Ce mardi, les députés adoptent par un vote solennel la loi « séparatisme ». Mais ce texte ne vise pas que les activités potentiellement terroristes : tout un chapitre s’intéresse aux libertés associatives. Les associations de défense de l’environnement, notamment, s’estiment gravement menacées.
Les associations organisant des actions de désobéissance civile, ou soutenant des blocages de chantier tel que celui en cours à Gonesse, seront-elles bientôt considérées comme « agissant contre la République » ? Pourront-elles être plus facilement privées de subventions, voire dissoutes ? La crainte est grande chez les associations de défense de l’environnement. Car le projet de loi « confortant le respect des principes de la République » (surnommé « loi séparatisme ») prévoit, dans ses articles 6 à 12, de renforcer le contrôle des associations. Après en avoir débattu pendant deux semaines, les députés doivent adopter l’ensemble du texte par un vote solennel mardi 16 février.
L’objectif affiché par le législateur est de viser les associations « séparatistes », comprenez celles qui feraient la promotion d’un islamisme radical. Mais une grande partie du monde associatif se sent visé. « Contrairement à ce qui est avancé par ses promoteurs, ce nouveau texte liberticide ne concerne pas seulement les associations cultuelles et celles qui perçoivent des fonds publics, mais constitue une menace très grave pour l’ensemble des associations françaises », expliquait en janvier une tribune signée d’universitaires, d’avocats, et de multiples associations allant des arts de rue au soutien aux migrants, en passant par la défense des droits de l’Homme et de l’environnement.
« De nouveaux outils de contrôle des associations sur la base de notions floues »
« L’amour de la République demande des preuves, il faut poser des lignes rouges », a affirmé devant l’Assemblée nationale le rapporteur de ces articles, le député La République en marche (LREM) Éric Poulliat. Reporterre a tenté de le joindre, mais le député n’a pas trouvé le temps de nous répondre. « On crée de nouveaux outils de contrôle des associations sur la base de notions floues », observe Frédéric Amiel, coordinateur général des Amis de la Terre. Le défenseur des droits a, de son côté, dénoncé dans son avis sur le projet de loi un « renforcement global du contrôle de l’ordre social. »
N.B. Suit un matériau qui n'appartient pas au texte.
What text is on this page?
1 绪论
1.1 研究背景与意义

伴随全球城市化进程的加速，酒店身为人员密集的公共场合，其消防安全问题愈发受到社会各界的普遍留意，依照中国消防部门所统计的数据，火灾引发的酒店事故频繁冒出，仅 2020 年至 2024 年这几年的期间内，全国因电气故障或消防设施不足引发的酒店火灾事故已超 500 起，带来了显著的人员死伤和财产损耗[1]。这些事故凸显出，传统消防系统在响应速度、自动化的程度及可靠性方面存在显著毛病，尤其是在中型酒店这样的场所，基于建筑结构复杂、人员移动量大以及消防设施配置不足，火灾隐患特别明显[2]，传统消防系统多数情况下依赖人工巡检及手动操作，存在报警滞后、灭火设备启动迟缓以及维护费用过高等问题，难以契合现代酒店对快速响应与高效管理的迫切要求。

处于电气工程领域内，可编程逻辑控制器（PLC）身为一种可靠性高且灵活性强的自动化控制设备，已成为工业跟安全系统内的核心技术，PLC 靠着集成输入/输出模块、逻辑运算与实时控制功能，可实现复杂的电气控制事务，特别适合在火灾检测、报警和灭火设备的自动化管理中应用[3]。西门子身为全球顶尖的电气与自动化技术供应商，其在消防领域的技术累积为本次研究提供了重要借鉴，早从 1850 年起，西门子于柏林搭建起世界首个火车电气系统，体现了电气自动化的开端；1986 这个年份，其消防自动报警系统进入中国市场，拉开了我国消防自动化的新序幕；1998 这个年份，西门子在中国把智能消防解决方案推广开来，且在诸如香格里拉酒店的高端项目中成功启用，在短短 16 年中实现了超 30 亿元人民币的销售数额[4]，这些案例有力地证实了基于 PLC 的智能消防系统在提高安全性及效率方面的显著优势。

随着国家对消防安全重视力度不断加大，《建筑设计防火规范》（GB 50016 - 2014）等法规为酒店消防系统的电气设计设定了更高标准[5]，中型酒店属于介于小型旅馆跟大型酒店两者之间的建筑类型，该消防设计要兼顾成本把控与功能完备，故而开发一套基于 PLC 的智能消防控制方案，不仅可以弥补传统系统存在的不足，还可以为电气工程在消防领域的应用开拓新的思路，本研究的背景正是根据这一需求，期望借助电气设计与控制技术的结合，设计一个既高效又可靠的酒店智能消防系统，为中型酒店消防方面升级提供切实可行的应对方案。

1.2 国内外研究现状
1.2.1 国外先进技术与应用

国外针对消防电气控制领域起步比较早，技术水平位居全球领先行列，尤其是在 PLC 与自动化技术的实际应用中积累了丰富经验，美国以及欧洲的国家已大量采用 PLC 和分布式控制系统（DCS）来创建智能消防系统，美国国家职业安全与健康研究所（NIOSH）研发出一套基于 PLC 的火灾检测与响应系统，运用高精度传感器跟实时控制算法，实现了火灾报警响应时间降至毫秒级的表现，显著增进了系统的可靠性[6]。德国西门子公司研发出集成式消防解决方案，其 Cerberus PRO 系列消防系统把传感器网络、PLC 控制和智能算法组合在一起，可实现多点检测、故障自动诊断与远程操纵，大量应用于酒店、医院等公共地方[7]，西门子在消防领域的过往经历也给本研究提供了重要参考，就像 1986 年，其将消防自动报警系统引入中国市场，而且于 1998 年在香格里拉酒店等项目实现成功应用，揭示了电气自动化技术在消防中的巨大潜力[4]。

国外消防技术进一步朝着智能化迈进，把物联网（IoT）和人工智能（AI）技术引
Car l’article 6 du projet de loi prévoit que désormais, les associations recevant des subventions — donc de l’argent public — devront signer un « contrat d’engagement républicain ». À noter que le Conseil d’État avait souligné que le mot « contrat » semblait inapproprié, un contrat supposant un engagement libre entre deux parties, alors qu’il serait ici unilatéralement imposé.
Le JDD avait opportunément dévoilé le contenu de ce « contrat », préparé par les services de la ministre déléguée à la Citoyenneté, Marlène Schiappa, la veille du lancement des débats à l’Assemblée nationale. Outre le respect de l’égalité homme-femme ou la lutte contre le racisme, l’un des engagements prévoit que l’association ne doit pas « causer de trouble à l’ordre public », et ne pas « revendiquer sa propre soustraction aux lois de la République ». « C’est la définition même de la désobéissance civile », proteste Benjamin Sourice, chargé de mission chez VoxPublic.
« On pourrait imaginer que l’on nous retire l’agrément à cause de nos actions de désobéissance civile »
Certaines associations en pointe dans la défense de l’environnement touchent des subventions publiques, et pourraient être directement concernées, à l’instar de la plus grande fédération française d’associations environnementales, FNE (France Nature Environnement). « Prenons l’exemple du barrage de Sivens (Tarn), explique Bénédicte Hermelin, directrice générale de FNE. On ne peut pas dire que l’ordre public ait été sauvegardé. Pourtant, en définitive, les associations ont gagné tous les recours. Elles se sont battues pour faire respecter la loi. Mais avec ce projet de loi, on aurait pu leur couper les subventions publiques, voire les dissoudre. » Elle souligne par ailleurs que ce contrat est réservé aux associations, « alors que les syndicats et les entreprises aussi touchent des subventions ».